Suspicious Activity Reports: can the system be fixed?
A Home Affairs Committee report on Proceeds of Crime includes an urgent recommendation to Government to replace the overloaded ELMER system for Suspicious Activity Reports.
Over 380,000 Suspicious Activity Reports (SARs) were submitted last year to the UK Financial Intelligence Unit (UKFIU) and logged to ELMER, the Unit’s internal SARs database. Yet ELMER is a system designed to process a mere fraction of those SARs (20,000 a year) for law enforcement agencies. The Home Affairs Committee’s latest report on Proceeds of Crime, published 15 July 2016, has lambasted the heavy overloading of ELMER, describing the system as “a futile and impotent weapon in the global fight against money laundering.” The Committee recommends the implementation of a robust replacement by 31 December 2016.
Reporting obligations
Businesses operating in the regulated sector need no introduction to SARs. Under the Proceeds of Crime Act 2002 (POCA), they are required to submit a SAR if they know or suspect, or have reasonable grounds to know or suspect, that another person is engaged in money laundering; and that information came to them in the course of their business in the regulated sector. Tandem obligations to submit SARs exist in relation to terrorist financing offences under the Terrorism Act 2000. More generally, individuals and businesses with concerns about proposed transactions or other activity may submit a SAR with detailed information to request consent to proceed, thereby providing a defence against money laundering and terrorist financing offences.
Industry distrust of the SARs system
The volume of SARs submitted has escalated each year, rising 11.9% in 2014 and 7.8% in 2015. The UKFIU is supposed to analyse SARs to extract strategic and tactical intelligence and make them available to law enforcement agencies for investigation.
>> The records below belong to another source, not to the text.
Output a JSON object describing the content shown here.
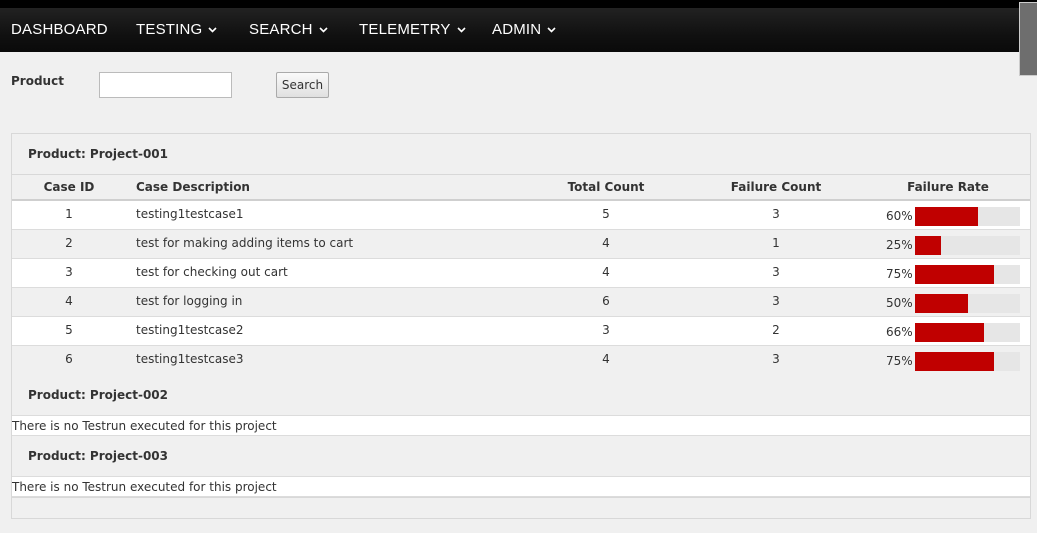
{
  "nav": {
    "items": [
      {
        "label": "DASHBOARD",
        "has_dropdown": false
      },
      {
        "label": "TESTING",
        "has_dropdown": true
      },
      {
        "label": "SEARCH",
        "has_dropdown": true
      },
      {
        "label": "TELEMETRY",
        "has_dropdown": true
      },
      {
        "label": "ADMIN",
        "has_dropdown": true
      }
    ]
  },
  "search": {
    "label": "Product",
    "value": "",
    "button_label": "Search"
  },
  "projects": [
    {
      "heading": "Product: Project-001",
      "columns": [
        "Case ID",
        "Case Description",
        "Total Count",
        "Failure Count",
        "Failure Rate"
      ],
      "rows": [
        {
          "id": "1",
          "description": "testing1testcase1",
          "total": "5",
          "failures": "3",
          "rate": "60%",
          "rate_value": 0.6
        },
        {
          "id": "2",
          "description": "test for making adding items to cart",
          "total": "4",
          "failures": "1",
          "rate": "25%",
          "rate_value": 0.25
        },
        {
          "id": "3",
          "description": "test for checking out cart",
          "total": "4",
          "failures": "3",
          "rate": "75%",
          "rate_value": 0.75
        },
        {
          "id": "4",
          "description": "test for logging in",
          "total": "6",
          "failures": "3",
          "rate": "50%",
          "rate_value": 0.5
        },
        {
          "id": "5",
          "description": "testing1testcase2",
          "total": "3",
          "failures": "2",
          "rate": "66%",
          "rate_value": 0.66
        },
        {
          "id": "6",
          "description": "testing1testcase3",
          "total": "4",
          "failures": "3",
          "rate": "75%",
          "rate_value": 0.75
        }
      ]
    },
    {
      "heading": "Product: Project-002",
      "empty_message": "There is no Testrun executed for this project"
    },
    {
      "heading": "Product: Project-003",
      "empty_message": "There is no Testrun executed for this project"
    }
  ],
  "colors": {
    "bar_fill": "#c00000",
    "bar_track": "#e6e6e6",
    "navbar": "#111111"
  }
}
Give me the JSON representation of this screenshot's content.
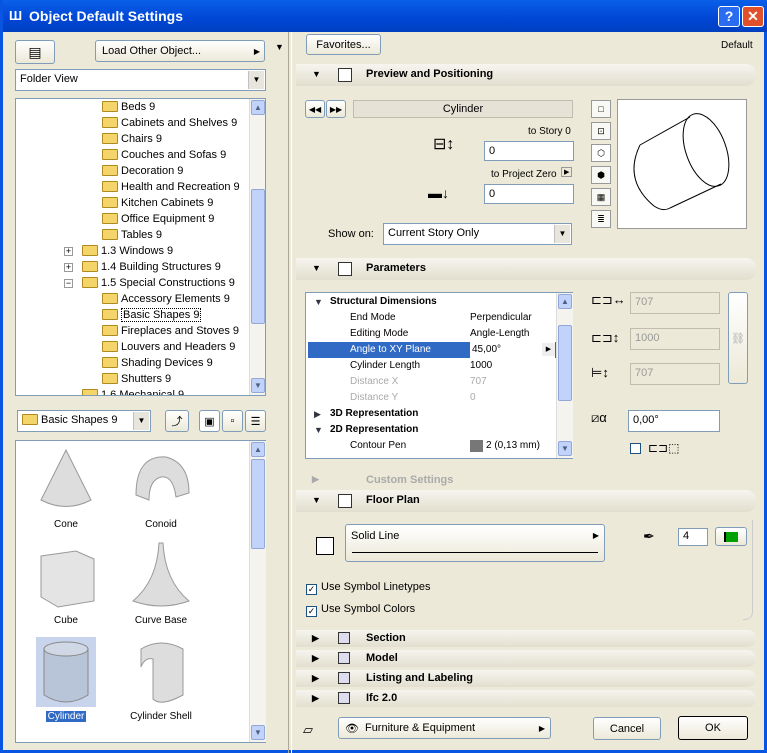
{
  "window": {
    "title": "Object Default Settings",
    "help": "?",
    "close": "✕"
  },
  "left": {
    "load_other": "Load Other Object...",
    "view_select": "Folder View",
    "tree": [
      {
        "label": "Beds 9",
        "level": 3
      },
      {
        "label": "Cabinets and Shelves 9",
        "level": 3
      },
      {
        "label": "Chairs 9",
        "level": 3
      },
      {
        "label": "Couches and Sofas 9",
        "level": 3
      },
      {
        "label": "Decoration 9",
        "level": 3
      },
      {
        "label": "Health and Recreation 9",
        "level": 3
      },
      {
        "label": "Kitchen Cabinets 9",
        "level": 3
      },
      {
        "label": "Office Equipment 9",
        "level": 3
      },
      {
        "label": "Tables 9",
        "level": 3
      },
      {
        "label": "1.3 Windows 9",
        "level": 2,
        "expander": "+"
      },
      {
        "label": "1.4 Building Structures 9",
        "level": 2,
        "expander": "+"
      },
      {
        "label": "1.5 Special Constructions 9",
        "level": 2,
        "expander": "-"
      },
      {
        "label": "Accessory Elements 9",
        "level": 3
      },
      {
        "label": "Basic Shapes 9",
        "level": 3,
        "selected": true
      },
      {
        "label": "Fireplaces and Stoves 9",
        "level": 3
      },
      {
        "label": "Louvers and Headers 9",
        "level": 3
      },
      {
        "label": "Shading Devices 9",
        "level": 3
      },
      {
        "label": "Shutters 9",
        "level": 3
      },
      {
        "label": "1.6 Mechanical 9",
        "level": 2
      }
    ],
    "folder_select": "Basic Shapes 9",
    "objects": [
      {
        "label": "Cone"
      },
      {
        "label": "Conoid"
      },
      {
        "label": "Cube"
      },
      {
        "label": "Curve Base"
      },
      {
        "label": "Cylinder",
        "selected": true
      },
      {
        "label": "Cylinder Shell"
      }
    ]
  },
  "right": {
    "favorites": "Favorites...",
    "default_label": "Default",
    "preview": {
      "title": "Preview and Positioning",
      "object_name": "Cylinder",
      "to_story_label": "to Story 0",
      "to_story_value": "0",
      "to_project_zero_label": "to Project Zero",
      "to_project_zero_value": "0",
      "show_on_label": "Show on:",
      "show_on_value": "Current Story Only"
    },
    "parameters": {
      "title": "Parameters",
      "rows": [
        {
          "key": "Structural Dimensions",
          "type": "group",
          "open": true
        },
        {
          "key": "End Mode",
          "value": "Perpendicular"
        },
        {
          "key": "Editing Mode",
          "value": "Angle-Length"
        },
        {
          "key": "Angle to XY Plane",
          "value": "45,00°",
          "selected": true
        },
        {
          "key": "Cylinder Length",
          "value": "1000"
        },
        {
          "key": "Distance X",
          "value": "707",
          "disabled": true
        },
        {
          "key": "Distance Y",
          "value": "0",
          "disabled": true
        },
        {
          "key": "3D Representation",
          "type": "group",
          "open": false
        },
        {
          "key": "2D Representation",
          "type": "group",
          "open": true
        },
        {
          "key": "Contour Pen",
          "value": "2 (0,13 mm)"
        }
      ],
      "width_value": "707",
      "height_value": "1000",
      "depth_value": "707",
      "angle_value": "0,00°"
    },
    "custom_settings": "Custom Settings",
    "floor_plan": {
      "title": "Floor Plan",
      "line_type": "Solid Line",
      "pen_value": "4",
      "use_symbol_linetypes": "Use Symbol Linetypes",
      "use_symbol_colors": "Use Symbol Colors"
    },
    "sections": [
      "Section",
      "Model",
      "Listing and Labeling",
      "Ifc 2.0"
    ],
    "layer_select": "Furniture & Equipment",
    "cancel": "Cancel",
    "ok": "OK"
  },
  "colors": {
    "title_bar": "#0054e3",
    "selection": "#316ac5",
    "pen_green": "#00a000"
  }
}
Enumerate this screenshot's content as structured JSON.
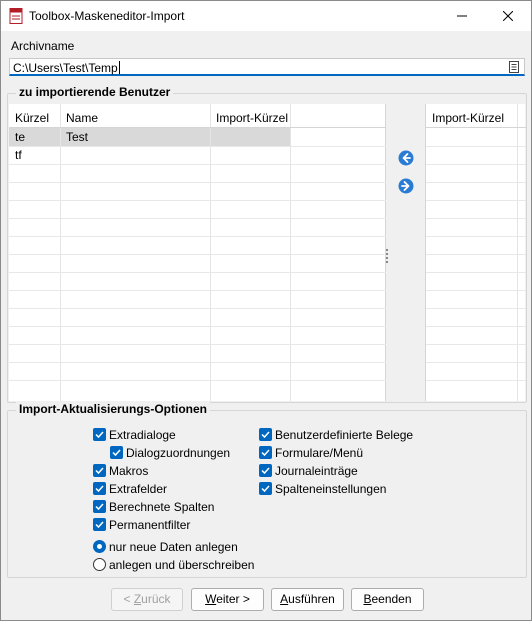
{
  "window": {
    "title": "Toolbox-Maskeneditor-Import"
  },
  "archiv": {
    "label": "Archivname",
    "value": "C:\\Users\\Test\\Temp"
  },
  "users": {
    "group_title": "zu importierende Benutzer",
    "columns": [
      "Kürzel",
      "Name",
      "Import-Kürzel"
    ],
    "rows": [
      {
        "kuerzel": "te",
        "name": "Test",
        "import": ""
      },
      {
        "kuerzel": "tf",
        "name": "",
        "import": ""
      }
    ],
    "right_column": "Import-Kürzel"
  },
  "options": {
    "group_title": "Import-Aktualisierungs-Optionen",
    "left": [
      {
        "label": "Extradialoge",
        "checked": true
      },
      {
        "label": "Dialogzuordnungen",
        "checked": true
      },
      {
        "label": "Makros",
        "checked": true
      },
      {
        "label": "Extrafelder",
        "checked": true
      },
      {
        "label": "Berechnete Spalten",
        "checked": true
      },
      {
        "label": "Permanentfilter",
        "checked": true
      }
    ],
    "right": [
      {
        "label": "Benutzerdefinierte Belege",
        "checked": true
      },
      {
        "label": "Formulare/Menü",
        "checked": true
      },
      {
        "label": "Journaleinträge",
        "checked": true
      },
      {
        "label": "Spalteneinstellungen",
        "checked": true
      }
    ],
    "radios": [
      {
        "label": "nur neue Daten anlegen",
        "selected": true
      },
      {
        "label": "anlegen und überschreiben",
        "selected": false
      }
    ]
  },
  "buttons": {
    "back": {
      "accel": "< ",
      "underline": "Z",
      "rest": "urück"
    },
    "next": {
      "underline": "W",
      "rest": "eiter >"
    },
    "run": {
      "underline": "A",
      "rest": "usführen"
    },
    "end": {
      "underline": "B",
      "rest": "eenden"
    }
  },
  "colors": {
    "accent": "#0067c0",
    "selected_row": "#d9d9d9"
  }
}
According to the Committee’s report, however, the private sector perceives that investigative resources stretch only to detailed review of the 15,000 SARs annually requesting consent.
Moreover, the consent SARs that are reviewed have been criticised. The UKFIU has blamed processing delays in part on the provision of inadequate information when individuals and companies report and request consent for potentially suspicious activity out of an abundance of caution. From October 2014, the UKFIU has simply closed cases on receipt if the SAR requesting consent lacks reasons for suspicion or a statement regarding criminal property. This outcome is unsatisfactory for submitters, who must then choose whether to do business without a criminal liability safeguard.
Recommendations of the Home Affairs Committee
The Home Affairs Committee has acknowledged the lack of industry confidence in the SARs system and has called, with urgency, for a robust overhaul of ELMER. It is encouraging that the Committee recognises the needs of businesses using the SARs system, and recommends the consultation of SARs users, as well as investigators, in designing ELMER’s replacement.
The Committee has recommended a six month timeframe for replacing ELMER, which appears optimistic in light of Brexit’s burden on the reform agenda. Nevertheless, the high degree of urgency assigned to this task does indicate a renewed commitment to the SARs system and its assistance in developing intelligence on money laundering.
Conclusions
We view the recommendations of the Home Affairs Committee on SARs as a timely and constructive call to replace existing SARs infrastructure for the benefit of both industry and investigation agencies. Individuals and companies submitting SARs need reassurance that consent requests will be promptly and carefully considered. Frequent submitters of SARs will need to participate in the reform of ELMER to ensure the UK gets an efficient and effective regime for the reporting of suspicious financial activity.